The memory of Guido’s taunting words was a haunting reminder that Giovanni’s death had irretrievably altered her life. Would she go back? There seemed to be no other choice. The big man, the marshal with the luminous eyes, had been adamant. Was it he who had brought her here? She wondered as she turned around and moved toward the bed again.
Her knees were trembling. An intense pain pounded against her temples. She remembered she had not eaten since early morning, but the thought of food choked her. Perhaps it was nearly morning again; perhaps the dawn was about to bring a day filled with more doubt and uncertainty about her future. Where would she sleep when night came again? How could she go on?
Rosa fought against the tears that threatened to overwhelm her. She shrugged helplessly, stared up at the ceiling, and swallowed. “You have him, God,” she whispered aloud in the darkness. “I hope you are happy now.” Then, thinking her words and thoughts must surely be blasphemous enough to call down more sorrow and bad luck, she crossed herself, sank to her knees, and sobbed out her sorrow.
It was a while before her tears subsided, but when they did, Rosa pulled herself to her feet. Glancing down, she stared at the black dress, a pool of darkness in the filtered moonlight. The color of widows. She would wear it for the rest of her life. With unsteady hands she drew the dress away from her shoulders and pushed it off until it fell around her ankles. Stepping out of the velvet that encircled her feet, Rosa turned back the coverlet and stretched out on the cool, crisp sheet, men closed her burning eyes against the uncertainty that would come with the rising sun.

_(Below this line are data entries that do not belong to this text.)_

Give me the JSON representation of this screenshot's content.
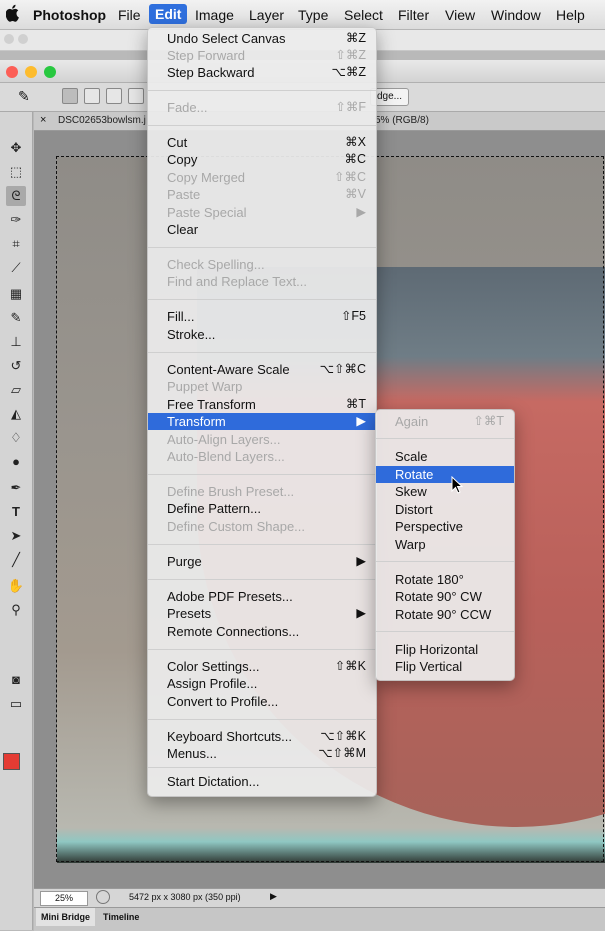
{
  "menubar": {
    "items": [
      "Photoshop",
      "File",
      "Edit",
      "Image",
      "Layer",
      "Type",
      "Select",
      "Filter",
      "View",
      "Window",
      "Help"
    ],
    "active": "Edit"
  },
  "options_bar": {
    "refine_edge_label": "dge..."
  },
  "document": {
    "tab_title": "DSC02653bowlsm.j",
    "tab_mode": "5% (RGB/8)",
    "zoom": "25%",
    "doc_info": "5472 px x 3080 px (350 ppi)"
  },
  "bottom_tabs": [
    "Mini Bridge",
    "Timeline"
  ],
  "colors": {
    "foreground": "#e43b33",
    "background": "#ffffff",
    "highlight": "#2f6bdb"
  },
  "icons": [
    "apple-icon",
    "move-tool-icon",
    "marquee-tool-icon",
    "lasso-tool-icon",
    "quick-select-icon",
    "crop-icon",
    "eyedropper-icon",
    "spot-heal-icon",
    "brush-icon",
    "stamp-icon",
    "history-brush-icon",
    "eraser-icon",
    "bucket-icon",
    "blur-icon",
    "dodge-icon",
    "pen-icon",
    "type-icon",
    "path-select-icon",
    "line-icon",
    "hand-icon",
    "zoom-icon",
    "quickmask-icon",
    "screen-mode-icon"
  ],
  "edit_menu": {
    "items": [
      {
        "label": "Undo Select Canvas",
        "shortcut": "⌘Z",
        "disabled": false
      },
      {
        "label": "Step Forward",
        "shortcut": "⇧⌘Z",
        "disabled": true
      },
      {
        "label": "Step Backward",
        "shortcut": "⌥⌘Z",
        "disabled": false
      },
      {
        "label": "Fade...",
        "shortcut": "⇧⌘F",
        "disabled": true
      },
      {
        "label": "Cut",
        "shortcut": "⌘X",
        "disabled": false
      },
      {
        "label": "Copy",
        "shortcut": "⌘C",
        "disabled": false
      },
      {
        "label": "Copy Merged",
        "shortcut": "⇧⌘C",
        "disabled": true
      },
      {
        "label": "Paste",
        "shortcut": "⌘V",
        "disabled": true
      },
      {
        "label": "Paste Special",
        "shortcut": "▶",
        "disabled": true
      },
      {
        "label": "Clear",
        "shortcut": "",
        "disabled": false
      },
      {
        "label": "Check Spelling...",
        "shortcut": "",
        "disabled": true
      },
      {
        "label": "Find and Replace Text...",
        "shortcut": "",
        "disabled": true
      },
      {
        "label": "Fill...",
        "shortcut": "⇧F5",
        "disabled": false
      },
      {
        "label": "Stroke...",
        "shortcut": "",
        "disabled": false
      },
      {
        "label": "Content-Aware Scale",
        "shortcut": "⌥⇧⌘C",
        "disabled": false
      },
      {
        "label": "Puppet Warp",
        "shortcut": "",
        "disabled": true
      },
      {
        "label": "Free Transform",
        "shortcut": "⌘T",
        "disabled": false
      },
      {
        "label": "Transform",
        "shortcut": "▶",
        "disabled": false,
        "highlighted": true
      },
      {
        "label": "Auto-Align Layers...",
        "shortcut": "",
        "disabled": true
      },
      {
        "label": "Auto-Blend Layers...",
        "shortcut": "",
        "disabled": true
      },
      {
        "label": "Define Brush Preset...",
        "shortcut": "",
        "disabled": true
      },
      {
        "label": "Define Pattern...",
        "shortcut": "",
        "disabled": false
      },
      {
        "label": "Define Custom Shape...",
        "shortcut": "",
        "disabled": true
      },
      {
        "label": "Purge",
        "shortcut": "▶",
        "disabled": false
      },
      {
        "label": "Adobe PDF Presets...",
        "shortcut": "",
        "disabled": false
      },
      {
        "label": "Presets",
        "shortcut": "▶",
        "disabled": false
      },
      {
        "label": "Remote Connections...",
        "shortcut": "",
        "disabled": false
      },
      {
        "label": "Color Settings...",
        "shortcut": "⇧⌘K",
        "disabled": false
      },
      {
        "label": "Assign Profile...",
        "shortcut": "",
        "disabled": false
      },
      {
        "label": "Convert to Profile...",
        "shortcut": "",
        "disabled": false
      },
      {
        "label": "Keyboard Shortcuts...",
        "shortcut": "⌥⇧⌘K",
        "disabled": false
      },
      {
        "label": "Menus...",
        "shortcut": "⌥⇧⌘M",
        "disabled": false
      },
      {
        "label": "Start Dictation...",
        "shortcut": "",
        "disabled": false
      }
    ]
  },
  "transform_menu": {
    "items": [
      {
        "label": "Again",
        "shortcut": "⇧⌘T",
        "disabled": true
      },
      {
        "label": "Scale",
        "shortcut": "",
        "disabled": false
      },
      {
        "label": "Rotate",
        "shortcut": "",
        "disabled": false,
        "highlighted": true
      },
      {
        "label": "Skew",
        "shortcut": "",
        "disabled": false
      },
      {
        "label": "Distort",
        "shortcut": "",
        "disabled": false
      },
      {
        "label": "Perspective",
        "shortcut": "",
        "disabled": false
      },
      {
        "label": "Warp",
        "shortcut": "",
        "disabled": false
      },
      {
        "label": "Rotate 180°",
        "shortcut": "",
        "disabled": false
      },
      {
        "label": "Rotate 90° CW",
        "shortcut": "",
        "disabled": false
      },
      {
        "label": "Rotate 90° CCW",
        "shortcut": "",
        "disabled": false
      },
      {
        "label": "Flip Horizontal",
        "shortcut": "",
        "disabled": false
      },
      {
        "label": "Flip Vertical",
        "shortcut": "",
        "disabled": false
      }
    ]
  }
}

A soft rapping at the door alerted Rosa to the fact that it was time to leave. The portal swung open to reveal the woman called Bertha Matheson, the proprietress of the boardinghouse who had curtly introduced herself earlier. The woman’s bulk should have attested to her culinary skills, but if Rosa’s early morning breakfast of runny eggs, burned biscuits, and ham slices so dry they resembled shoe leather was any indication of the rest of the fare, it would seem that only Bertha relished her own cooking.